# Understanding Tron et Berthet (Ideale) Saddle Models



## juvela (Dec 26, 2018)

-----

Came across this blog post explaining the maker's models -

https://www.ebykr.com/ideale-saddles-and-clips/

---

Here are a few catalogue pages and adverts from yesteryear -

1953 -










1969 -





1977 -









Ron Kitching, early 1980's





-----


----------



## bikerbluz (Dec 27, 2018)

Very cool


----------



## PfishB (Dec 27, 2018)

Thanks, haven't come across this site previously.  Bookmarking this one.


----------



## juvela (Dec 27, 2018)

-----

In pondering the T & B models it is wise to remember that the maker had other marques as well.  

Three of these were FRANCEIX, NOREX & BIM.  

Some models were produced across badges such as the Nr. 4 and Nr. 39.

-----


----------



## petritl (Dec 27, 2018)

I have the remains of an Oscar Egg saddle, the chassis is stamped Idéale


----------



## juvela (Dec 27, 2018)

-----

The alloy framed T & B saddles had frames from CEGEDUR, a company which produced alloy fittings for motorcycles, bicycles & other applications.









The brand name is an acronym formed of the full company name _Companie Generale Du Duralumin._

Two additional  bicycle products manufactured were pedals and hubs -









Dural frame tubing was also made under the brand name Duralinox -









-----


----------



## dnc1 (Dec 29, 2018)

juvela said:


> -----
> 
> The alloy framed T & B saddles had frames from CEGEDUR, a company which produced alloy fittings for motorcycles, bicycles & other applications.
> 
> ...



Love those pedals, when are they dated to?


----------



## juvela (Dec 29, 2018)

-----

Have no dating information on any of the CEGEDUR products.

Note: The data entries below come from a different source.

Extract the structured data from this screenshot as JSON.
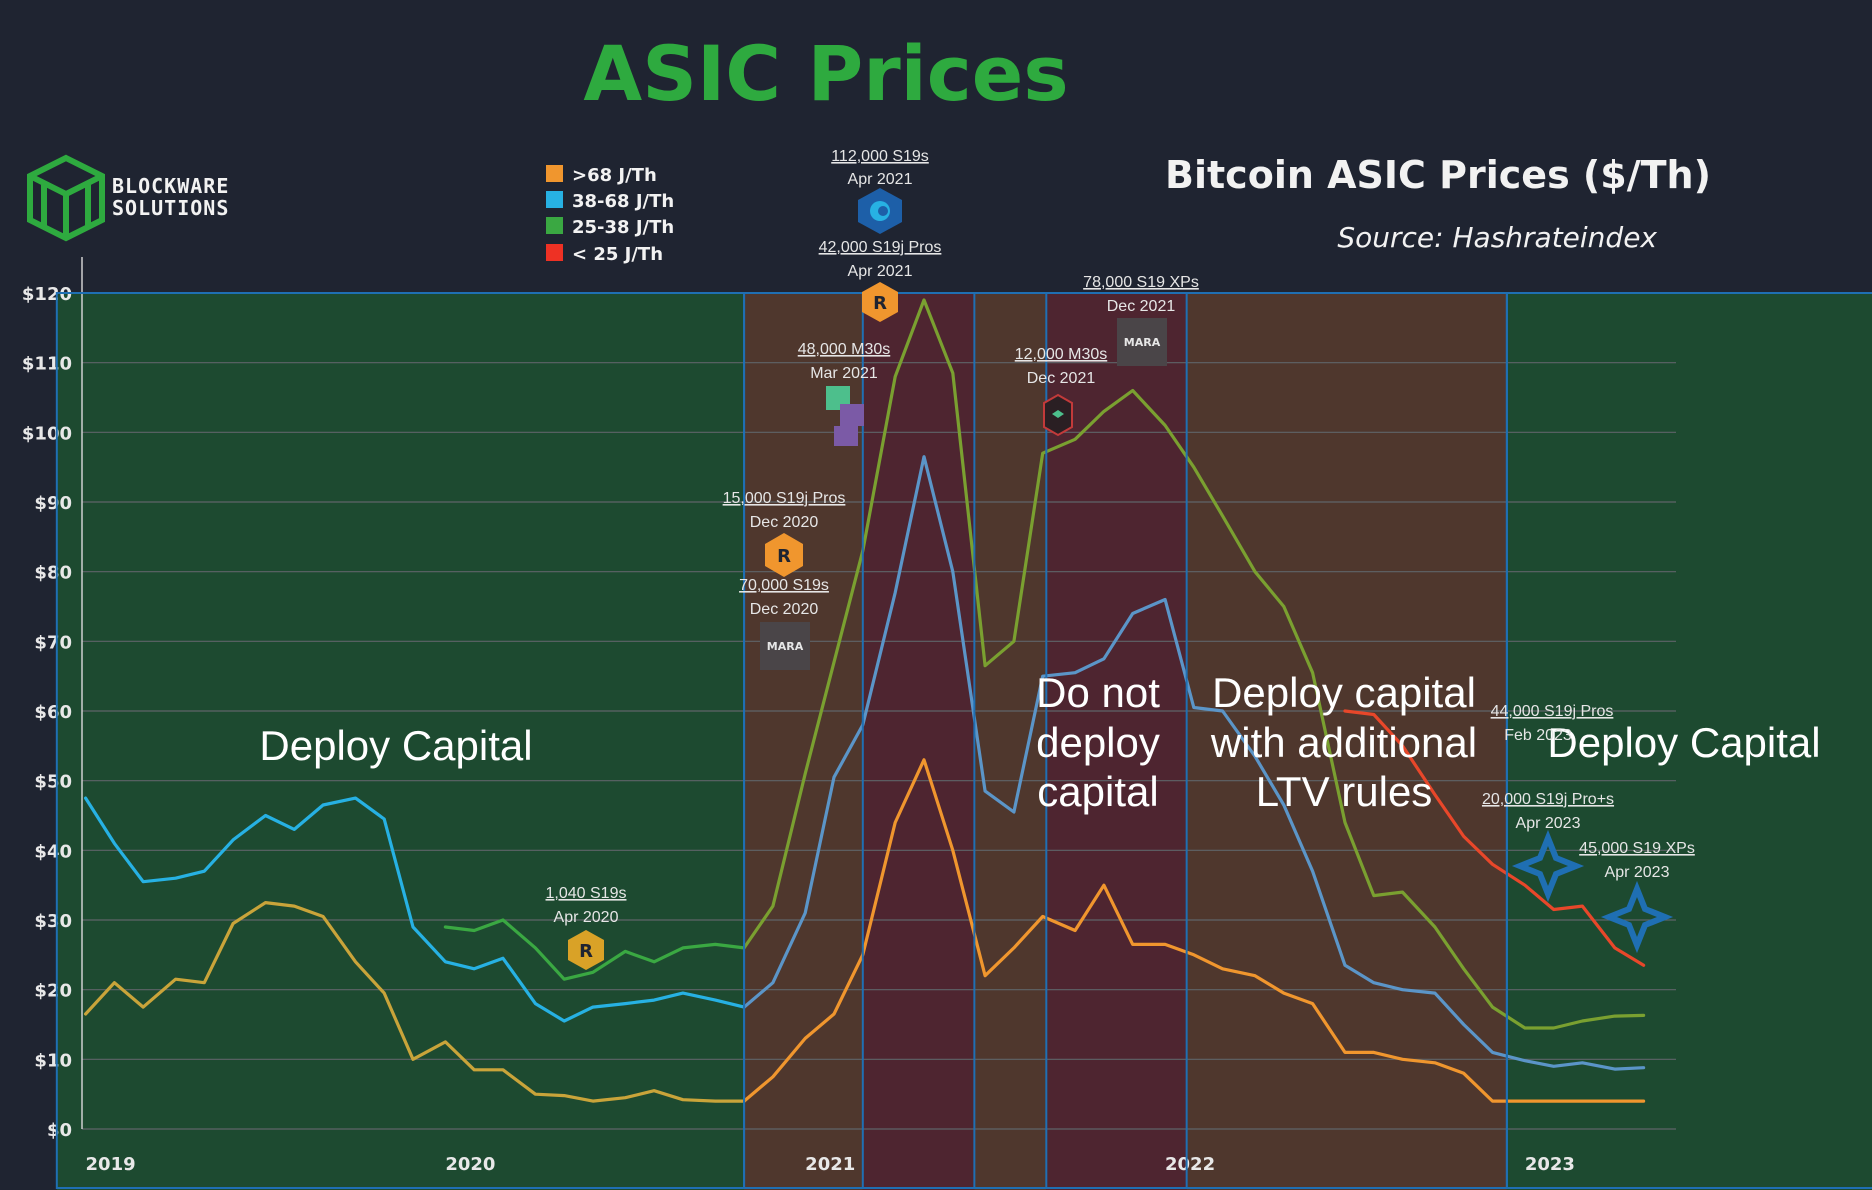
{
  "header": {
    "title": "ASIC Prices",
    "subtitle": "Bitcoin ASIC Prices ($/Th)",
    "source": "Source: Hashrateindex"
  },
  "logo": {
    "line1": "BLOCKWARE",
    "line2": "SOLUTIONS",
    "color": "#2eaa3f"
  },
  "colors": {
    "background": "#1f2431",
    "deploy_green": "#1d4a30",
    "caution_brown": "#4f372d",
    "stop_red": "#4e2530",
    "frame_blue": "#1f6fb3",
    "grid": "#5f6468"
  },
  "legend": [
    {
      "label": ">68 J/Th",
      "color": "#f0962e"
    },
    {
      "label": "38-68 J/Th",
      "color": "#27b1e3"
    },
    {
      "label": "25-38 J/Th",
      "color": "#3aa842"
    },
    {
      "label": "< 25 J/Th",
      "color": "#ee3124"
    }
  ],
  "regions": [
    {
      "x0": 2018.92,
      "x1": 2020.83,
      "kind": "deploy",
      "label": [
        "Deploy Capital"
      ]
    },
    {
      "x0": 2020.83,
      "x1": 2021.16,
      "kind": "caution",
      "label": []
    },
    {
      "x0": 2021.16,
      "x1": 2021.47,
      "kind": "stop",
      "label": []
    },
    {
      "x0": 2021.47,
      "x1": 2021.67,
      "kind": "caution",
      "label": []
    },
    {
      "x0": 2021.67,
      "x1": 2022.06,
      "kind": "stop",
      "label": [
        "Do not",
        "deploy",
        "capital"
      ]
    },
    {
      "x0": 2022.06,
      "x1": 2022.95,
      "kind": "caution",
      "label": [
        "Deploy capital",
        "with additional",
        "LTV rules"
      ]
    },
    {
      "x0": 2022.95,
      "x1": 2023.98,
      "kind": "deploy",
      "label": [
        "Deploy Capital"
      ]
    }
  ],
  "annotations": [
    {
      "line1": "1,040 S19s",
      "line2": "Apr 2020",
      "badge": "riot"
    },
    {
      "line1": "15,000 S19j Pros",
      "line2": "Dec 2020",
      "badge": "riot"
    },
    {
      "line1": "70,000 S19s",
      "line2": "Dec 2020",
      "badge": "mara",
      "badge_text": "MARA"
    },
    {
      "line1": "48,000 M30s",
      "line2": "Mar 2021",
      "badge": "cubes"
    },
    {
      "line1": "112,000 S19s",
      "line2": "Apr 2021",
      "badge": "core"
    },
    {
      "line1": "42,000 S19j Pros",
      "line2": "Apr 2021",
      "badge": "riot"
    },
    {
      "line1": "12,000 M30s",
      "line2": "Dec 2021",
      "badge": "hex"
    },
    {
      "line1": "78,000 S19 XPs",
      "line2": "Dec 2021",
      "badge": "mara",
      "badge_text": "MARA"
    },
    {
      "line1": "44,000 S19j Pros",
      "line2": "Feb 2023",
      "badge": "none"
    },
    {
      "line1": "20,000 S19j Pro+s",
      "line2": "Apr 2023",
      "badge": "star"
    },
    {
      "line1": "45,000 S19 XPs",
      "line2": "Apr 2023",
      "badge": "star"
    }
  ],
  "chart_data": {
    "type": "line",
    "title": "Bitcoin ASIC Prices ($/Th)",
    "xlabel": "",
    "ylabel": "",
    "xlim": [
      2018.99,
      2023.42
    ],
    "ylim": [
      0,
      120
    ],
    "x_ticks": [
      {
        "value": 2019,
        "label": "2019"
      },
      {
        "value": 2020,
        "label": "2020"
      },
      {
        "value": 2021,
        "label": "2021"
      },
      {
        "value": 2022,
        "label": "2022"
      },
      {
        "value": 2023,
        "label": "2023"
      }
    ],
    "y_ticks": [
      {
        "value": 0,
        "label": "$0"
      },
      {
        "value": 10,
        "label": "$10"
      },
      {
        "value": 20,
        "label": "$20"
      },
      {
        "value": 30,
        "label": "$30"
      },
      {
        "value": 40,
        "label": "$40"
      },
      {
        "value": 50,
        "label": "$50"
      },
      {
        "value": 60,
        "label": "$60"
      },
      {
        "value": 70,
        "label": "$70"
      },
      {
        "value": 80,
        "label": "$80"
      },
      {
        "value": 90,
        "label": "$90"
      },
      {
        "value": 100,
        "label": "$100"
      },
      {
        "value": 110,
        "label": "$110"
      },
      {
        "value": 120,
        "label": "$120"
      }
    ],
    "grid": true,
    "legend_position": "top-left",
    "series": [
      {
        "name": ">68 J/Th",
        "color": "#c9a43a",
        "points": [
          [
            2019.0,
            16.5
          ],
          [
            2019.08,
            21
          ],
          [
            2019.16,
            17.5
          ],
          [
            2019.25,
            21.5
          ],
          [
            2019.33,
            21
          ],
          [
            2019.41,
            29.5
          ],
          [
            2019.5,
            32.5
          ],
          [
            2019.58,
            32
          ],
          [
            2019.66,
            30.5
          ],
          [
            2019.75,
            24
          ],
          [
            2019.83,
            19.5
          ],
          [
            2019.91,
            10
          ],
          [
            2020.0,
            12.5
          ],
          [
            2020.08,
            8.5
          ],
          [
            2020.16,
            8.5
          ],
          [
            2020.25,
            5
          ],
          [
            2020.33,
            4.8
          ],
          [
            2020.41,
            4
          ],
          [
            2020.5,
            4.5
          ],
          [
            2020.58,
            5.5
          ],
          [
            2020.66,
            4.2
          ],
          [
            2020.75,
            4
          ],
          [
            2020.83,
            4
          ]
        ]
      },
      {
        "name": ">68 J/Th (2020-2023)",
        "color": "#f0962e",
        "points": [
          [
            2020.83,
            4
          ],
          [
            2020.91,
            7.5
          ],
          [
            2021.0,
            13
          ],
          [
            2021.08,
            16.5
          ],
          [
            2021.16,
            25
          ],
          [
            2021.25,
            44
          ],
          [
            2021.33,
            53
          ],
          [
            2021.41,
            40
          ],
          [
            2021.5,
            22
          ],
          [
            2021.58,
            26
          ],
          [
            2021.66,
            30.5
          ],
          [
            2021.75,
            28.5
          ],
          [
            2021.83,
            35
          ],
          [
            2021.91,
            26.5
          ],
          [
            2022.0,
            26.5
          ],
          [
            2022.08,
            25
          ],
          [
            2022.16,
            23
          ],
          [
            2022.25,
            22
          ],
          [
            2022.33,
            19.5
          ],
          [
            2022.41,
            18
          ],
          [
            2022.5,
            11
          ],
          [
            2022.58,
            11
          ],
          [
            2022.66,
            10
          ],
          [
            2022.75,
            9.5
          ],
          [
            2022.83,
            8
          ],
          [
            2022.91,
            4
          ],
          [
            2023.0,
            4
          ],
          [
            2023.08,
            4
          ],
          [
            2023.16,
            4
          ],
          [
            2023.25,
            4
          ],
          [
            2023.33,
            4
          ]
        ]
      },
      {
        "name": "38-68 J/Th",
        "color": "#27b1e3",
        "points": [
          [
            2019.0,
            47.5
          ],
          [
            2019.08,
            41
          ],
          [
            2019.16,
            35.5
          ],
          [
            2019.25,
            36
          ],
          [
            2019.33,
            37
          ],
          [
            2019.41,
            41.5
          ],
          [
            2019.5,
            45
          ],
          [
            2019.58,
            43
          ],
          [
            2019.66,
            46.5
          ],
          [
            2019.75,
            47.5
          ],
          [
            2019.83,
            44.5
          ],
          [
            2019.91,
            29
          ],
          [
            2020.0,
            24
          ],
          [
            2020.08,
            23
          ],
          [
            2020.16,
            24.5
          ],
          [
            2020.25,
            18
          ],
          [
            2020.33,
            15.5
          ],
          [
            2020.41,
            17.5
          ],
          [
            2020.5,
            18
          ],
          [
            2020.58,
            18.5
          ],
          [
            2020.66,
            19.5
          ],
          [
            2020.75,
            18.5
          ],
          [
            2020.83,
            17.5
          ]
        ]
      },
      {
        "name": "38-68 J/Th (2020-2023)",
        "color": "#5b95c8",
        "points": [
          [
            2020.83,
            17.5
          ],
          [
            2020.91,
            21
          ],
          [
            2021.0,
            31
          ],
          [
            2021.08,
            50.5
          ],
          [
            2021.16,
            58
          ],
          [
            2021.25,
            77
          ],
          [
            2021.33,
            96.5
          ],
          [
            2021.41,
            80
          ],
          [
            2021.5,
            48.5
          ],
          [
            2021.58,
            45.5
          ],
          [
            2021.66,
            65
          ],
          [
            2021.75,
            65.5
          ],
          [
            2021.83,
            67.5
          ],
          [
            2021.91,
            74
          ],
          [
            2022.0,
            76
          ],
          [
            2022.08,
            60.5
          ],
          [
            2022.16,
            60
          ],
          [
            2022.25,
            53.5
          ],
          [
            2022.33,
            46.5
          ],
          [
            2022.41,
            37
          ],
          [
            2022.5,
            23.5
          ],
          [
            2022.58,
            21
          ],
          [
            2022.66,
            20
          ],
          [
            2022.75,
            19.5
          ],
          [
            2022.83,
            15
          ],
          [
            2022.91,
            11
          ],
          [
            2023.0,
            9.8
          ],
          [
            2023.08,
            9
          ],
          [
            2023.16,
            9.5
          ],
          [
            2023.25,
            8.6
          ],
          [
            2023.33,
            8.8
          ]
        ]
      },
      {
        "name": "25-38 J/Th",
        "color": "#3aa842",
        "points": [
          [
            2020.0,
            29
          ],
          [
            2020.08,
            28.5
          ],
          [
            2020.16,
            30
          ],
          [
            2020.25,
            26
          ],
          [
            2020.33,
            21.5
          ],
          [
            2020.41,
            22.5
          ],
          [
            2020.5,
            25.5
          ],
          [
            2020.58,
            24
          ],
          [
            2020.66,
            26
          ],
          [
            2020.75,
            26.5
          ],
          [
            2020.83,
            26
          ]
        ]
      },
      {
        "name": "25-38 J/Th (2020-2023)",
        "color": "#7aa030",
        "points": [
          [
            2020.83,
            26
          ],
          [
            2020.91,
            32
          ],
          [
            2021.0,
            51
          ],
          [
            2021.08,
            67
          ],
          [
            2021.16,
            83
          ],
          [
            2021.25,
            108
          ],
          [
            2021.33,
            119
          ],
          [
            2021.41,
            108.5
          ],
          [
            2021.5,
            66.5
          ],
          [
            2021.58,
            70
          ],
          [
            2021.66,
            97
          ],
          [
            2021.75,
            99
          ],
          [
            2021.83,
            103
          ],
          [
            2021.91,
            106
          ],
          [
            2022.0,
            101
          ],
          [
            2022.08,
            95
          ],
          [
            2022.16,
            88
          ],
          [
            2022.25,
            80
          ],
          [
            2022.33,
            75
          ],
          [
            2022.41,
            65.5
          ],
          [
            2022.5,
            44
          ],
          [
            2022.58,
            33.5
          ],
          [
            2022.66,
            34
          ],
          [
            2022.75,
            29
          ],
          [
            2022.83,
            23
          ],
          [
            2022.91,
            17.5
          ],
          [
            2023.0,
            14.5
          ],
          [
            2023.08,
            14.5
          ],
          [
            2023.16,
            15.5
          ],
          [
            2023.25,
            16.2
          ],
          [
            2023.33,
            16.3
          ]
        ]
      },
      {
        "name": "< 25 J/Th",
        "color": "#e8472a",
        "points": [
          [
            2022.5,
            60
          ],
          [
            2022.58,
            59.5
          ],
          [
            2022.66,
            55
          ],
          [
            2022.75,
            48
          ],
          [
            2022.83,
            42
          ],
          [
            2022.91,
            38
          ],
          [
            2023.0,
            35
          ],
          [
            2023.08,
            31.5
          ],
          [
            2023.16,
            32
          ],
          [
            2023.25,
            26
          ],
          [
            2023.33,
            23.5
          ]
        ]
      }
    ]
  }
}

If you would wish to explore further suggest visitation upon the francophone fora such as Tonton and veloretrocourse.

https://forum.tontonvelo.com/

http://veloretrocourse.proboards.com/

[registration is required and is free]

For anglophone sources you could vector to bikeforums.net &/or the Classic Rendezvous email list.

Each of these have a number of experts on the cycle products of France.

-----


----------



## eshew (Jan 14, 2019)

I can't find any information on mine... Although I'm guessing miss range touring saddle is pretty much it


----------



## corbettclassics (Jan 15, 2019)

eshew said:


> I can't find any information on mine... Although I'm guessing miss range touring saddle is pretty much it
> 
> View attachment 933336




Sorry but had trouble posting the link.  Here's pics from the site explaining your Ideale No.76 saddle.


----------



## juvela (Jan 15, 2019)

eshew said:


> I can't find any information on mine... Although I'm guessing miss range touring saddle is pretty much it
> 
> View attachment 933336




-----

Thank you for posting your saddle.

The T & B model Nr. 76 is covered in the ebykr article listed above where a launch date of 1955 is given.

Is your saddle pillar an ANPI?

For readers interested in T & B history there is a detailed article here with lots of imagery, including factory interior scenes -

http://histoireduvaldepitres.blogspot.com/2017/12/tron-et-berthet-la-selle-ideale.html

Also ebykr has a second T & B article here :

https://www.ebykr.com/ideale-saddles-behind-leather-curtain/

Vintage bicycle blogger discusses leather saddles, including T & B products, here :

https://restoringvintagebicycles.com/category/saddles/

https://restoringvintagebicycles.com/?s=saddles&submit=Search

Hope this helps a bit.  

-----


----------



## eshew (Jan 15, 2019)

Thanks for the information, I had guessed that the saddle was older than the 1983 Ritchey it came on. Honestly I'm a bit out of my league on old saddles, this is my first leather saddle. 

No idea what ANPI is. The seat post looks to be a plain model with the head kept in place with collar & bolt.


----------



## juvela (Jan 15, 2019)

-----

Thank you for the additional pillar image.

Looks to be consumer modified.  Probably done to get a pillar of the correct diameter for a given application.

ANPI is a Spanish brand which made a copy of the Campagnolo Record saddle pillar.

Some of their pillars are unmarked and some are stamped "ANPI."

Any markings the pillar may have expressed when new are now gone due to the modification.


-----


----------